Bundesverdienstkreuz:Wie Ex-Innenminister Schily Blatter zum Orden verhalf

Blatter erhält Bundesverdienstkreuz

Sepp Blatter bekommt im Juli 2006 das Bundesverdienstkreuz. Aus Kanzleramts-Akten geht hervor, dass er sich selbst dafür ins Spiel gebracht hat.

(Foto: Roberto Pfeil/dpa)
  • Im Rahmen der WM 2006 wurde Fifa-Präsident Joseph Blatter das Bundesverdienstkreuz verliehen.
  • Besonders der ehemalige Innenminister Otto Schily setzte sich stark für den umstrittenen Fifa-Chef ein. Blatter begreife Fußball nicht nur als Sport- und Wirtschaftsfaktor, sondern als "potenziell als weltweiten Friedensstifter".
  • Die Fifa galt damals schon als korrupt, Schily setzte sich über heftigen Widerstand hinweg.

Von Thomas Kistner und Klaus Ott, Berlin

Den Titel, der ihm die Macht gibt, ist Sepp Blatter, 79, bald los. Gut ein halbes Jahr noch, dann ist der Schweizer nicht mehr Präsident des Fußball-Weltverbandes Fifa. All die anderen Titel, die Blatter im Laufe seines Lebens gesammelt hat, kann er wohl behalten. Den Olympischen Orden, den Bambi; auch Ritter der französischen Ehrenlegion wird er bleiben. Und Träger des Bundesverdienstkreuzes, überreicht von Bundeskanzlerin Angela Merkel am Ende der WM 2006 in Deutschland. Er nehme das Kreuz stolz für die Fifa- Familie entgegen, sagte Blatter gerührt.

Während die Berliner Politiker den Funktionär dekorierten, hatten die Fans schon viel Gespür für die Realitäten im Weltfußball offenbart und den Fifa-Chef bei der Eröffnungsfeier gellend ausgepfiffen. So schlimm, dass er sich für die Siegerehrung nach dem Finale nicht mehr auf den Rasen traute. Die Geschichte, wie der Fifa-Regent aus Zürich zu seinem deutschen Orden kam, spielt im Spannungsfeld zwischen offizieller und öffentlicher Wahrnehmung.

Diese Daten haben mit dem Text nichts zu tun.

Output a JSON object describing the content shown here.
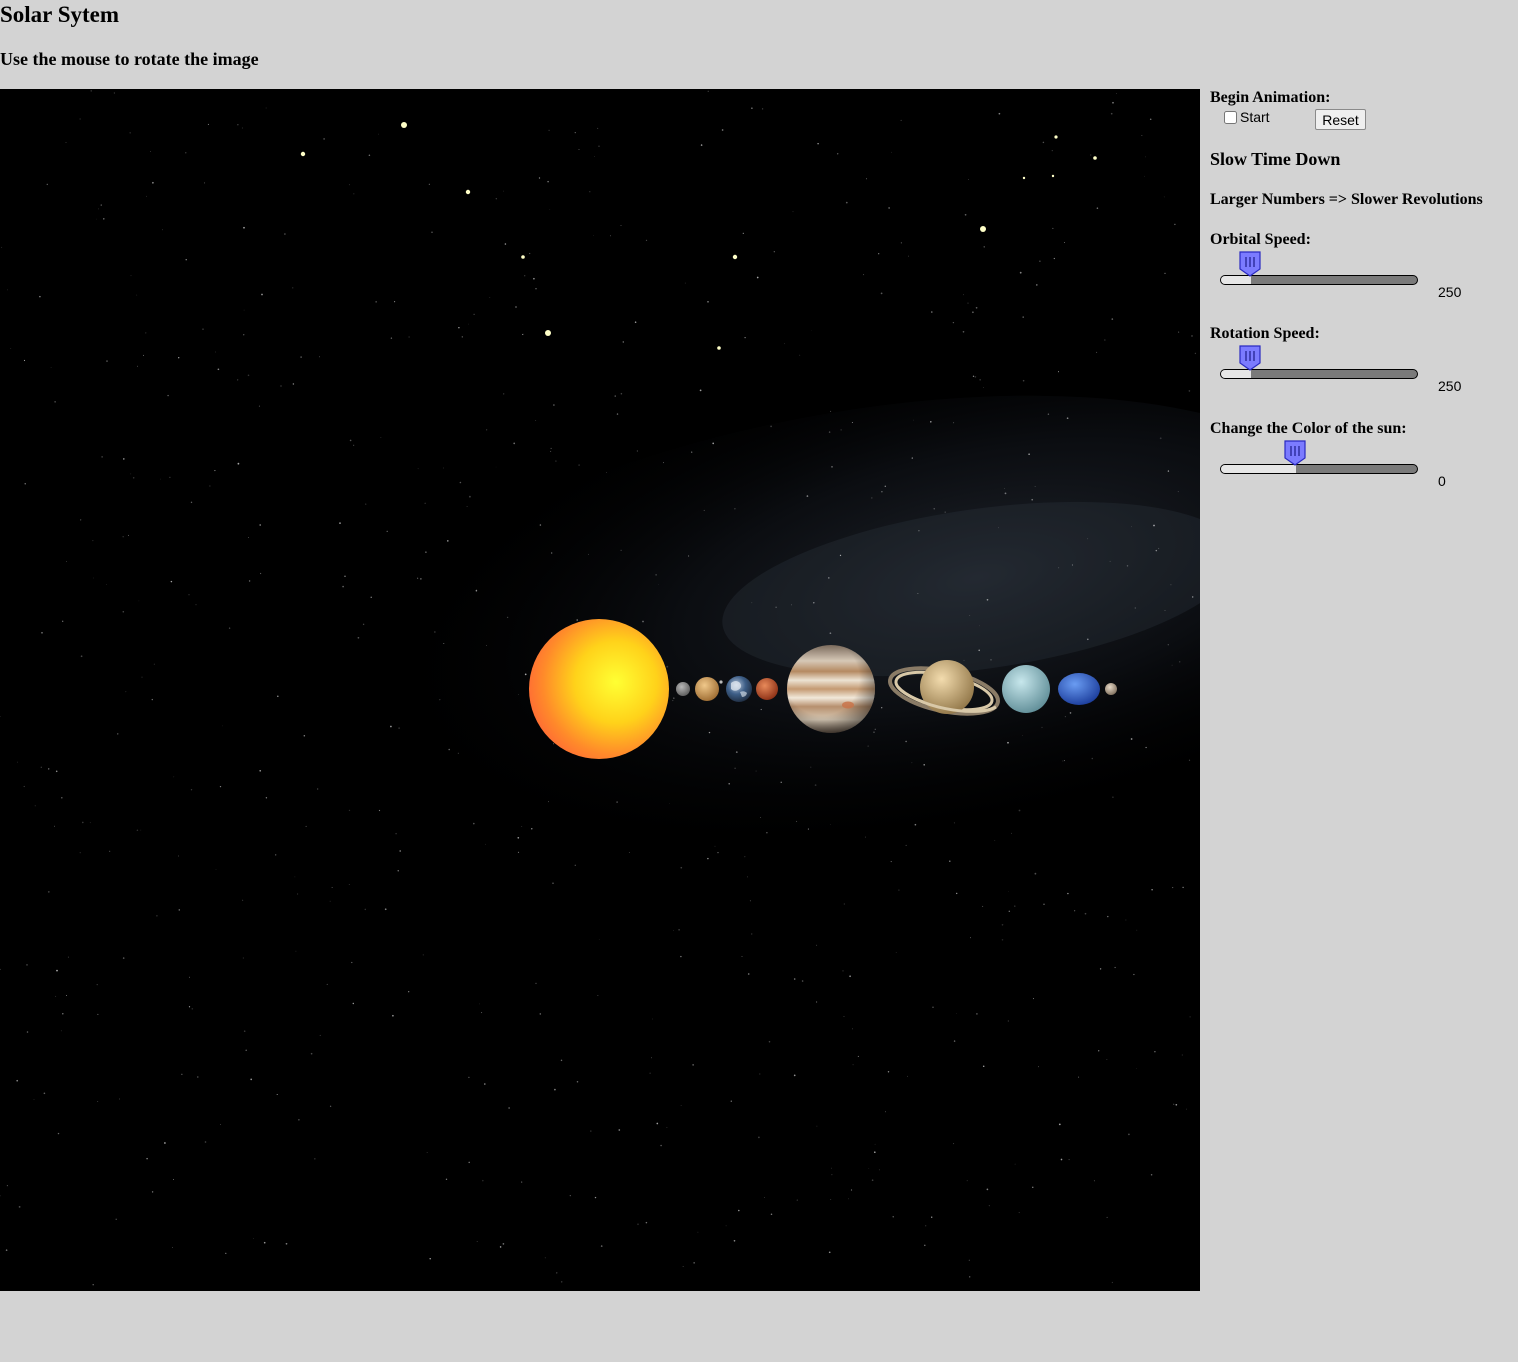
{
  "header": {
    "title": "Solar Sytem",
    "subtitle": "Use the mouse to rotate the image"
  },
  "scene": {
    "background": "#000000",
    "sun_color": "#ffd21a",
    "bodies": [
      "sun",
      "mercury",
      "venus",
      "earth",
      "moon",
      "mars",
      "jupiter",
      "saturn",
      "uranus",
      "neptune",
      "pluto"
    ]
  },
  "controls": {
    "begin_label": "Begin Animation:",
    "start_label": "Start",
    "start_checked": false,
    "reset_label": "Reset",
    "slow_heading": "Slow Time Down",
    "larger_note": "Larger Numbers => Slower Revolutions",
    "orbital": {
      "label": "Orbital Speed:",
      "value": "250",
      "fraction": 0.13
    },
    "rotation": {
      "label": "Rotation Speed:",
      "value": "250",
      "fraction": 0.13
    },
    "sun_color": {
      "label": "Change the Color of the sun:",
      "value": "0",
      "fraction": 0.37
    },
    "accent_color": "#7b7bff"
  }
}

Bedenken im Schloss Bellevue, dem Sitz des Bundespräsidenten, gingen laut Regierungsakten einher mit geradezu peinlichen Lobpreisungen im Bundesinnenministerium. Dort schaffte Ressortchef Otto Schily am Ende seiner Amtszeit die Voraussetzungen dafür, dass Blatter das Große Bundesverdienstkreuz bekam. Stern und Schulterblatt oder gar das Großkreuz blieben ihm zwar verwehrt. Doch die schlichteste Ausführung, ein Orden ohne alles, wurde ihm auch erspart. Auf Schilys Betreiben.

Dokumentation

Der SPD-Innenminister hatte sich am 20. September 2005 bei Bundespräsident Horst Köhler für Blatter eingesetzt; zwei Tage nach der Bundestagswahl, nach der die SPD befürchten musste, künftig nur noch Juniorpartner in einer von der Union geführten Regierung zu sein. Vor dem Machtwechsel schaffte Schily noch Fakten. Er legte Köhler sogar nahe, Blatter wegen dessen angeblicher Verdienste um Deutschland und die Welt "mit einer gehobenen Stufe des Bundesverdienstkreuzes" zu würdigen. So kam es auch, obwohl Blatter im Präsidialamt als "umstritten" gegolten hatte. Nachzulesen ist das in Regierungsakten, welche die SZ auf Basis des Informationsfreiheitsgesetzes einsehen konnte. Das Gesetz ermöglicht den Zugang zu amtlichen Unterlagen, es schafft Transparenz. Auch bei Blatters Orden.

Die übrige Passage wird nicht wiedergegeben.